Kadına yönelik şiddetin engellenmesi için AK Parti İktidarı döneminde birçok ileri düzenlemeler gerçekleştirilmiş ve cezai yaptırımlar arttırılmıştır. Başbakanımızın önderliğinde ve ilgili Bakanlıklarımızın büyük gayretleriyle kadınlarımızın toplumsal statüsünün yükseltilmesi, sosyal ve ekonomik hayatta maruz kaldıkları ayrımcılığın ve kadınlara yönelik şiddetin ortadan kaldırılması ve kadınlarımızın arzu edilen konuma ulaşmasına yönelik önemli çalışmalara imza atılmıştır.

2004 Yılında yürürlüğe giren Belediye Kanunu ile “Büyükşehir Belediyeleri ile nüfusu 50.000.’i geçen belediyelere, kadınlar ve çocuklar için koruma evleri açma yükümlülüğü getirilmiştir.2005 yılında Kadın-Erkek eşitliği gözetilerek hazırlanan Yeni Türk Ceza Kanunu’nda, kadının mağdur olduğu birçok suç topluma karşı işlenen suçlar kapsamından çıkarılıp, kişilere karşı işlenen suçlar kapsamına alınarak cezaları ağırlaştırılmıştır. Ayrıca, Töre cinayetleri faillerinin Kanunda öngörülen en ağır ceza olan ağırlaştırılmış müebbet hapis cezası ile cezalandırılması hükmü getirilmiştir. Töre ve Namus Cinayetleri ile Kadınlara ve Çocuklara Yönelik Şiddetin Sebeplerinin araştırılarak, alınması gereken önlemlerin belirlenmesi amacıyla kurulan Meclis araştırması komisyonu kurularak önemli çalışmalara imza atılmıştır. “Çocuk ve Kadınlara Yönelik Şiddet Hareketleri ile Töre ve Namus Cinayetlerinin Önlenmesi için Alınacak Tedbirler” konulu Başbakanlık Genelgesi yürürlüğe girmiştir. 2009 tarihinde TBMM Kadın Erkek Fırsat Eşitliği Komisyonu kurularak Kadınların toplumsal hayatın her alanın da hak ettiği konuma ulaştırılması için çalışmalarını sürdürmektedir.

 

“TÜRKİYE’DE GÜÇLÜ KORUMA TEDBİRLERİ GETİRİLDİ”

2008-2013 döneminde uygulanmak üzere “Toplumsal Cinsiyet Eşitliği Ulusal Eylem Planı” hazırlanmıştır. 12 Eylül 2010 yılında Anayasa’da yapılan değişiklikle, Kadınlar pozitif ayrımcılık kapsamına alımıştır. Yine en son yapılan yasal düzenleme ile 9 Mart 2012 tarihinde “Ailenin Korunması ve Kadına Karşı Şiddetin Önlenmesine Dair Kanun” kabul edilerek bu alanda çok güçlü önleme ve koruma tedbirleri getirilmiştir.

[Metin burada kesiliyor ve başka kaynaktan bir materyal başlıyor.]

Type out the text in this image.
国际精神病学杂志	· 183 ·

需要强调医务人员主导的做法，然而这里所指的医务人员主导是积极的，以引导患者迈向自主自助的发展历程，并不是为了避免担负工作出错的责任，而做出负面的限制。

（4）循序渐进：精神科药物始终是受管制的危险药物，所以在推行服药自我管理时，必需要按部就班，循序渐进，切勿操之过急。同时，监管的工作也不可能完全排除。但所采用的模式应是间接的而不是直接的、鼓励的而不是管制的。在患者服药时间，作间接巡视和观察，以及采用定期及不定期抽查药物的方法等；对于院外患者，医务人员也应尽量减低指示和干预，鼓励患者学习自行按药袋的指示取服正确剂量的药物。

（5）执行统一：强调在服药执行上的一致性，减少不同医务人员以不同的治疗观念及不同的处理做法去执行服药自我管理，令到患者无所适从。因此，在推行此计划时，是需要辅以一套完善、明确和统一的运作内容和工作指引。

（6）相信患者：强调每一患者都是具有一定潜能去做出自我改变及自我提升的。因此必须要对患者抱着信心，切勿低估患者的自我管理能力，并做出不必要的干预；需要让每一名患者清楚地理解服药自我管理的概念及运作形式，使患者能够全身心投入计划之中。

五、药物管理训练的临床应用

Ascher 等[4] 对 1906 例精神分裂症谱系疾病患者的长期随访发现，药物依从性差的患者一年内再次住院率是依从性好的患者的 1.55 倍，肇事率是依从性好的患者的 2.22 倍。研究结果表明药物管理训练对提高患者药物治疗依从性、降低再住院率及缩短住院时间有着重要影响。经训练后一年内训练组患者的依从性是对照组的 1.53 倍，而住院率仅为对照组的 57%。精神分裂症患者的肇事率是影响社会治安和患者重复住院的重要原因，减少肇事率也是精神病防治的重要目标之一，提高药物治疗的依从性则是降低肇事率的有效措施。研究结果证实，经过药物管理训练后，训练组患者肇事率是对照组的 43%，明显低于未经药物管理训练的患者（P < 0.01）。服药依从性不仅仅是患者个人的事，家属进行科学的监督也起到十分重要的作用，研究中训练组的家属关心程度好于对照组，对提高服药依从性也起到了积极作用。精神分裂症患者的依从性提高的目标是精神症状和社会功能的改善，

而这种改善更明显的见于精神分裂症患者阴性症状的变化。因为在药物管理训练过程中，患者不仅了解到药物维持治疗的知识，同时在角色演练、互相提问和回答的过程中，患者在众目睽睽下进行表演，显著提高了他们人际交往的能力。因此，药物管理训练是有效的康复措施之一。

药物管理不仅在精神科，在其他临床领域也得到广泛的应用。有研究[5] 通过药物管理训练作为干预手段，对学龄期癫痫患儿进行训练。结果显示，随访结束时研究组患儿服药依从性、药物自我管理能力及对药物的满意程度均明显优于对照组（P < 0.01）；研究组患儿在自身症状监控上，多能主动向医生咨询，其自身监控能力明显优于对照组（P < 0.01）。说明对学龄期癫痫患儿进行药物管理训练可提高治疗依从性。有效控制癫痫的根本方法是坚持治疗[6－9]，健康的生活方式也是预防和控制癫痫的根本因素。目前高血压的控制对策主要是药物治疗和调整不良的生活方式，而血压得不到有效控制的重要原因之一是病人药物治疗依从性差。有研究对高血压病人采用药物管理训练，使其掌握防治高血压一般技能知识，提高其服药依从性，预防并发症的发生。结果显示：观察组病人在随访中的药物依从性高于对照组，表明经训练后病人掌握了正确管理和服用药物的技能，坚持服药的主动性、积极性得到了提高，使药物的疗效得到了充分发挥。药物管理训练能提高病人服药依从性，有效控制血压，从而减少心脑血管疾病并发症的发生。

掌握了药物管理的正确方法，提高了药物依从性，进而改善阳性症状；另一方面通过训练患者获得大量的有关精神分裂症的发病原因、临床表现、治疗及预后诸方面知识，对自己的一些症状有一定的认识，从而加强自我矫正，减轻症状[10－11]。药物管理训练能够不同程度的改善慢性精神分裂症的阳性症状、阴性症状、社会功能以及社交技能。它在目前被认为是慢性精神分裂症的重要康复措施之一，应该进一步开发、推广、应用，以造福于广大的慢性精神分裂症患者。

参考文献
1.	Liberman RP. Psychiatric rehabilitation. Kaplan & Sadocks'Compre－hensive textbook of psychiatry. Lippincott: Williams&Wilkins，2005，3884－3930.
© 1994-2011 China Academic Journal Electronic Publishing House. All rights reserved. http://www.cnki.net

Yapılan bunca çalışmaya ve yasal düzenlemelere rağmen kadına yönelik şiddetin devam ediyor olması, esas değişimin toplumsal zihniyette yapılmasının çok daha önemli olduğunu ortaya koymaktadır.

Maalesef toplumumuzda halen getirilen çok büyük cezaları göze alarak töre ve namus saikiyle veya başka sebeplerle kadınlarımız öldürülmekte veya şiddete maruz kalmaktadır. Buradan da anlaşılacağı gibi cezaların ağırlaştırılmasının yanında toplumumuzda kadının yerini ve toplumdaki algılanış biçimini değiştirmemiz gerekmektedir.

Bu değişim süreci içinde eğitimin ilk başladığı yer olan aileden, toplumumuzun tüm kesimlerine, kurumlara ve sivil toplum kuruluşlarına çok büyük vazifeler düşmektedir.

Nereden ve kimden gelirse gelsin kadına uygulanan her türlü şiddet ve ayrımcılığa karşı toplumumuzu mücadele ve dayanışmaya davet ediyorum. Kadını ve Erkeği ile mutlu, huzurlu ve güçlü bir Türkiye hedefimize ulaşmak için bizlerde, üzerimize düşen görevi yerine getirmeliyiz. Sevgi ve saygının her problemi çözeceği gerçeğiyle şiddetin hiçbir türünün yaşanmadığı bir toplum olma dileklerimle saygılar sunarım.”